EDF is an optimal algorithm which means if a task set is feasible then it is surely scheduled by EDF. Another thing is that EDF does not specifically take any assumption on periodicity of tasks so it is independent of Period of task and therefore can be used to schedule aperiodic tasks as well. If two tasks have same absolute deadline choose one of them randomly. you may also like to read

### Example of EARLIEST DEADLINE FIRST (EDF) SCHEDULING ALGORITHM

An example of EDF is given below for task set of table-2.

 Task Release time(ri) Execution Time(Ci) Deadline (Di) Time Period(Ti) T1 0 1 4 4 T2 0 2 6 6 T3 0 3 8 8

U= 1/4 +2/6 +3/8 = 0.25 + 0.333 +0.375 = 0.95 = 95%

As processor utilization is less than 1 or 100% so task set is surely schedulable by EDF.

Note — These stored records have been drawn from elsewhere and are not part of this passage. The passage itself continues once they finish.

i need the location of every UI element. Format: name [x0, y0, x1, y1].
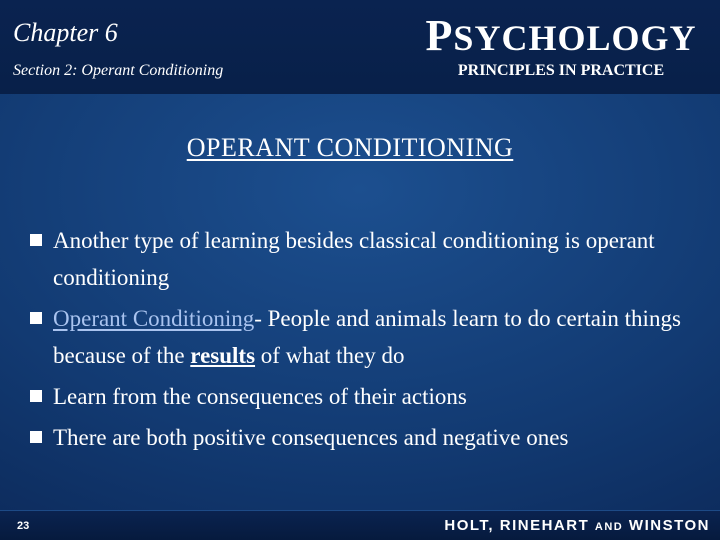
- square-bullet-icon: [30, 431, 42, 443]
- section-label: Section 2: Operant Conditioning: [13, 62, 224, 79]
- footer-band: [0, 510, 720, 540]
- bullet-text: There are both positive consequences and negative ones: [53, 425, 569, 450]
- bullet-item: [28, 378, 708, 415]
- publisher-part: WINSTON: [623, 517, 710, 534]
- brand-logo: [416, 11, 706, 80]
- chapter-label: Chapter 6: [13, 18, 118, 47]
- bullet-item: [28, 419, 708, 456]
- publisher-and: AND: [594, 521, 624, 533]
- operant-conditioning-link[interactable]: Operant Conditioning: [53, 306, 255, 331]
- bullet-emphasis: results: [190, 343, 256, 368]
- bullet-text: Learn from the consequences of their actions: [53, 384, 467, 409]
- bullet-list: [28, 222, 708, 460]
- square-bullet-icon: [30, 312, 42, 324]
- bullet-text: - People and animals learn to do certain things because of the: [53, 306, 681, 368]
- publisher-part: HOLT, RINEHART: [444, 517, 595, 534]
- page-number: 23: [17, 520, 30, 532]
- brand-title-rest: SYCHOLOGY: [453, 18, 697, 58]
- brand-title: [416, 11, 706, 60]
- slide-title: OPERANT CONDITIONING: [186, 133, 514, 162]
- bullet-text: Another type of learning besides classical conditioning is operant conditioning: [53, 228, 655, 290]
- publisher-name: [444, 517, 710, 534]
- bullet-item: [28, 222, 708, 296]
- square-bullet-icon: [30, 234, 42, 246]
- brand-subtitle: PRINCIPLES IN PRACTICE: [457, 62, 665, 79]
- header-band: [0, 0, 720, 94]
- brand-title-initial: P: [425, 11, 454, 60]
- bullet-item: [28, 300, 708, 374]
- bullet-text: of what they do: [255, 343, 405, 368]
- square-bullet-icon: [30, 390, 42, 402]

Figure 2. Earliest deadline first scheduling of task set in Table -2

1. At t=0 all the tasks are released, but priorities are decided according to their absolute deadlines so T1 has higher priority as its deadline is 4 earlier than T2 whose deadline is 6 and T3 whose deadline is 8, that’s why it executes first.
2. At t=1 again absolute deadlines are compared and T2 has shorter deadline so it executes and after that T3 starts execution but at t=4 T1 comes in the system and deadlines are compared, at this instant both T1 and T3 has same deadlines so ties are broken randomly so we continue to execute T3.
3. At t=6 T2 is released, now deadline of T1 is earliest than T2 so it starts execution and after that T2 begins to execute. At t=8 again T1 and T2 have same deadlines i.e. t=16, so ties are broken randomly an T2 continues its execution and then T1 completes. Now at t=12 T1 and T2 come in the system simultaneously so by comparing absolute deadlines, T1 and T2 has same deadlines therefore ties broken randomly and we continue to execute T3.
4. At t=13 T1 begins it execution and ends at t=14. Now T2 is the only task in the system so it completes it execution.
5. At t=16 T1 and T2 are released together, priorities are decided according to absolute deadlines so T1 execute first as its deadline is t=20 and T3’s deadline is t=24.After T1 completion T3 starts and reaches at t=17 where T2 comes in the system now by deadline comparison both have same deadline t=24 so ties broken randomly ant we T continue to execute T3.
6. At t=20 both T1 and T2 are in the system and both have same deadline t=24 so again ties broken randomly and T2 executes. After that T1 completes it execution. In the same way system continue to run without any problem by following EDF algorithm.

### Transient Over Load Condition & Domino Effect in Earliest deadline first

 Task Release time(ri) Execution Time(Ci) Deadline (Di) Period(Ti) T1 0 2 5 5 T2 0 2 6 6 T3 0 2 7 7 T4 0 2 8 8

Figure 3. Domino effect under Earliest deadline first

As in the above figure at t=15 T1 misses it deadline and after that at t=16 T4 is missing its deadline then T2 and finally T3 so the whole system is collapsed. It is clearly proved that EDF has a shortcoming due to domino effect and as a result critical tasks may miss their deadlines. The solution of this problem is another scheduling algorithm that is least laxity first (LLF). It is an optimal scheduling algorithm. Demand bound function ad Demand bound analysis are also used for schedualability analysis of given set of tasks.

### Advantages of EDF over rate monotonic

• No need to define priorities offline
• It has less context switching than rate monotonic
• It utilize the processor maximum up to 100% utilization factor as compared to rate monotonic

### Disadvantages of EDF over rate monotonic

• It is less predictable. Because response time of tasks are variable and response time of tasks are constant in case of rate monotonic or fixed priority algorithm.